ADP Detection Mixture
This solution contains 4 nM tracer, 1x stop and detect buffer, and 15 µg/ml (for 10 µM) and 1 µg/ml (for 100 nM). The ADP detection mixture is diluted two fold in the well which leads to the following ﬁnal concentrations in the well: 2 nM tracer, 0.5x buffer and antibody.
The ﬁnal antibody concentration per well was 0.5 µg/ml (100 nM standard curve) and 7.5 µg/ml (10 µM standard curve). Please note that the optimal antibody concentration can differ signiﬁcantly depending on the enzymatic reaction conditions. For optimal assay performance it is necessary to do an antibody titration under the speciﬁc enzyme and buffer conditions used in your experiment.
10 µl of standard and 10 µl of detection mixture were mixed in a 384-well microplate which was sealed and incubated at room temperature for 1 hour. After incubation the sealer was removed and the plate was measured. For the 96-well half area plate the ﬁnal volume in the well was 140 µl. For the 1536-well plate the ﬁnal volume in the well was 8 µl.

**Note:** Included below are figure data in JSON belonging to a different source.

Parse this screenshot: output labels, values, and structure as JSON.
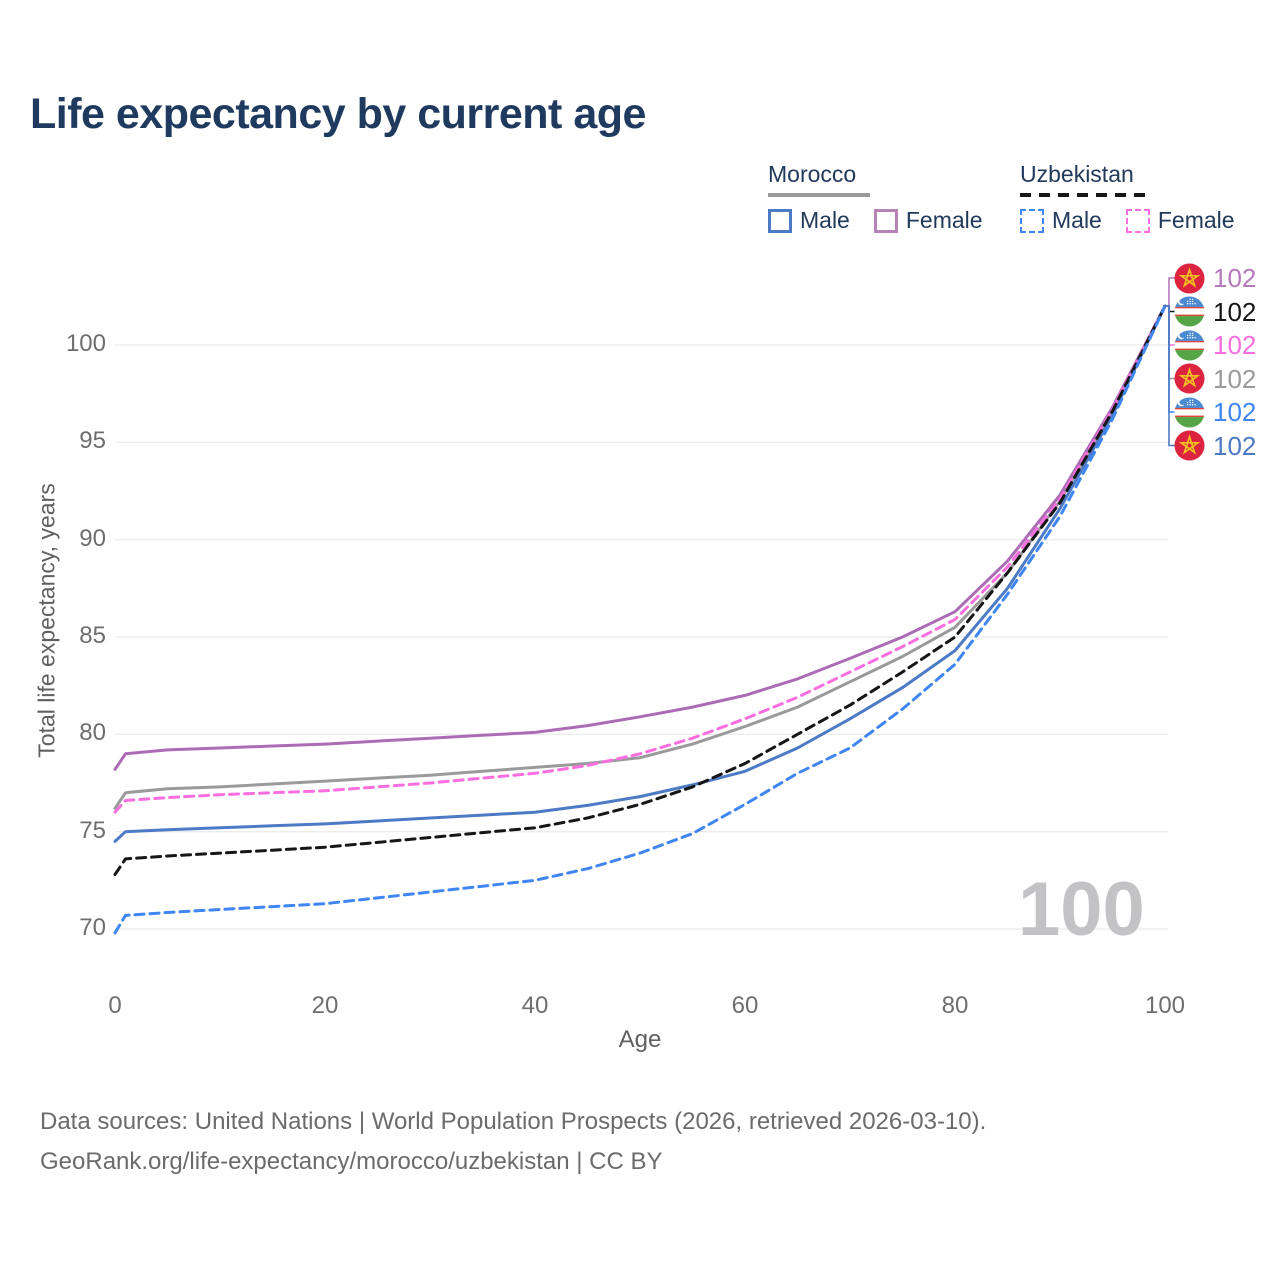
{
  "title": "Life expectancy by current age",
  "legend": {
    "position": "top-right",
    "groups": [
      {
        "name": "Morocco",
        "line_style": "solid",
        "underline_color": "#9a9a9a",
        "items": [
          {
            "label": "Male",
            "color": "#4d7ac4",
            "style": "solid"
          },
          {
            "label": "Female",
            "color": "#b583b5",
            "style": "solid"
          }
        ]
      },
      {
        "name": "Uzbekistan",
        "line_style": "dashed",
        "underline_color": "#161616",
        "items": [
          {
            "label": "Male",
            "color": "#3f86f2",
            "style": "dashed"
          },
          {
            "label": "Female",
            "color": "#fa6fe0",
            "style": "dashed"
          }
        ]
      }
    ]
  },
  "chart_data": {
    "type": "line",
    "title": "Life expectancy by current age",
    "xlabel": "Age",
    "ylabel": "Total life expectancy, years",
    "xlim": [
      0,
      100
    ],
    "ylim": [
      70,
      102
    ],
    "xticks": [
      0,
      20,
      40,
      60,
      80,
      100
    ],
    "yticks": [
      70,
      75,
      80,
      85,
      90,
      95,
      100
    ],
    "grid": "horizontal-only",
    "watermark": "100",
    "x": [
      0,
      1,
      5,
      10,
      15,
      20,
      25,
      30,
      35,
      40,
      45,
      50,
      55,
      60,
      65,
      70,
      75,
      80,
      85,
      90,
      95,
      100
    ],
    "series": [
      {
        "name": "Morocco All",
        "country": "Morocco",
        "sex": "All",
        "color": "#9a9a9a",
        "dash": "solid",
        "values": [
          76.2,
          77.0,
          77.2,
          77.3,
          77.45,
          77.6,
          77.75,
          77.9,
          78.1,
          78.3,
          78.5,
          78.8,
          79.5,
          80.4,
          81.4,
          82.7,
          84.0,
          85.5,
          88.3,
          92.0,
          96.6,
          102
        ]
      },
      {
        "name": "Morocco Male",
        "country": "Morocco",
        "sex": "Male",
        "color": "#4d7ac4",
        "dash": "solid",
        "values": [
          74.5,
          75.0,
          75.1,
          75.2,
          75.3,
          75.4,
          75.55,
          75.7,
          75.85,
          76.0,
          76.35,
          76.8,
          77.4,
          78.1,
          79.3,
          80.8,
          82.4,
          84.3,
          87.5,
          91.6,
          96.4,
          102
        ]
      },
      {
        "name": "Morocco Female",
        "country": "Morocco",
        "sex": "Female",
        "color": "#ab6cb5",
        "dash": "solid",
        "values": [
          78.2,
          79.0,
          79.2,
          79.3,
          79.4,
          79.5,
          79.65,
          79.8,
          79.95,
          80.1,
          80.45,
          80.9,
          81.4,
          82.0,
          82.85,
          83.9,
          85.0,
          86.3,
          88.9,
          92.3,
          96.8,
          102
        ]
      },
      {
        "name": "Uzbekistan Female",
        "country": "Uzbekistan",
        "sex": "Female",
        "color": "#fa6fe0",
        "dash": "dashed",
        "values": [
          76.0,
          76.6,
          76.75,
          76.9,
          77.0,
          77.1,
          77.3,
          77.5,
          77.75,
          78.0,
          78.4,
          79.0,
          79.8,
          80.8,
          81.9,
          83.2,
          84.5,
          85.9,
          88.6,
          92.1,
          96.7,
          102
        ]
      },
      {
        "name": "Uzbekistan All",
        "country": "Uzbekistan",
        "sex": "All",
        "color": "#161616",
        "dash": "dashed",
        "values": [
          72.8,
          73.6,
          73.75,
          73.9,
          74.05,
          74.2,
          74.45,
          74.7,
          74.95,
          75.2,
          75.7,
          76.4,
          77.3,
          78.5,
          80.0,
          81.5,
          83.2,
          85.0,
          88.3,
          91.9,
          96.6,
          102
        ]
      },
      {
        "name": "Uzbekistan Male",
        "country": "Uzbekistan",
        "sex": "Male",
        "color": "#3f86f2",
        "dash": "dashed",
        "values": [
          69.8,
          70.7,
          70.85,
          71.0,
          71.15,
          71.3,
          71.6,
          71.9,
          72.2,
          72.5,
          73.1,
          73.9,
          74.9,
          76.4,
          78.0,
          79.3,
          81.3,
          83.6,
          87.2,
          91.2,
          96.2,
          102
        ]
      }
    ],
    "end_labels": [
      {
        "value": "102",
        "flag": "morocco",
        "series": "Morocco Female",
        "color": "#b47abc"
      },
      {
        "value": "102",
        "flag": "uzbekistan",
        "series": "Uzbekistan All",
        "color": "#161616"
      },
      {
        "value": "102",
        "flag": "uzbekistan",
        "series": "Uzbekistan Female",
        "color": "#fa6fe0"
      },
      {
        "value": "102",
        "flag": "morocco",
        "series": "Morocco All",
        "color": "#9a9a9a"
      },
      {
        "value": "102",
        "flag": "uzbekistan",
        "series": "Uzbekistan Male",
        "color": "#3f86f2"
      },
      {
        "value": "102",
        "flag": "morocco",
        "series": "Morocco Male",
        "color": "#4d7ac4"
      }
    ]
  },
  "footer": {
    "line1": "Data sources: United Nations | World Population Prospects (2026, retrieved 2026-03-10).",
    "line2": "GeoRank.org/life-expectancy/morocco/uzbekistan | CC BY"
  }
}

|FLUOstar / POLARstar Omega||CLARIOstar||PHERAstar FS|
|Detection Mode||Fluorescence Polarization|
|Method||Endpoint, Top optic|
|Well Format||96-well||96 well, 384-well, 1536-well||96 well, 384-well, 1536-well|
|Optic settings||Ex-Filter: 630-10, Em-Filter: 670-10||Ex-Filter: 590-50, Em-Filter: 675-50||Transcreener specific FP optic module: FP 590 675 675|
|mP target value||Was set to be 20 mP for a well containing the free tracer|
Results & Discussion
Figure 2 shows the ADP/ATP standard curve measured in the 96 well format. Graphing on the log scale eliminates the point that corresponds to zero. To include all twelve points along the curve, the value for 0 µM ADP/10 µM ATP was graphed at 0.01 µM position.
Figure 3 and 4 show the standard curves measured in 384 well and 1536 well format, respectively.
The universally generic nature of the Transcreener® ADP2 kit will reduce assay development efforts thus allowing HTS to occur earlier. As a characteristic parameter for the quality of the assay, a Z′ value > 0.7 was calculated, which represents an excellent assay performance. Z′ values between 0.5 and 1 indicate a highly robust screening assay and reﬂect high quality of instrumentation.
Based on the data exemplarily shown in this application note, the POLARstar Omega, the CLARIOstar as well as the PHERAstar FS were certiﬁed for the Transcreener® ADP2 FP assay.
Transcreener® is a patented technology of BellBrook Labs.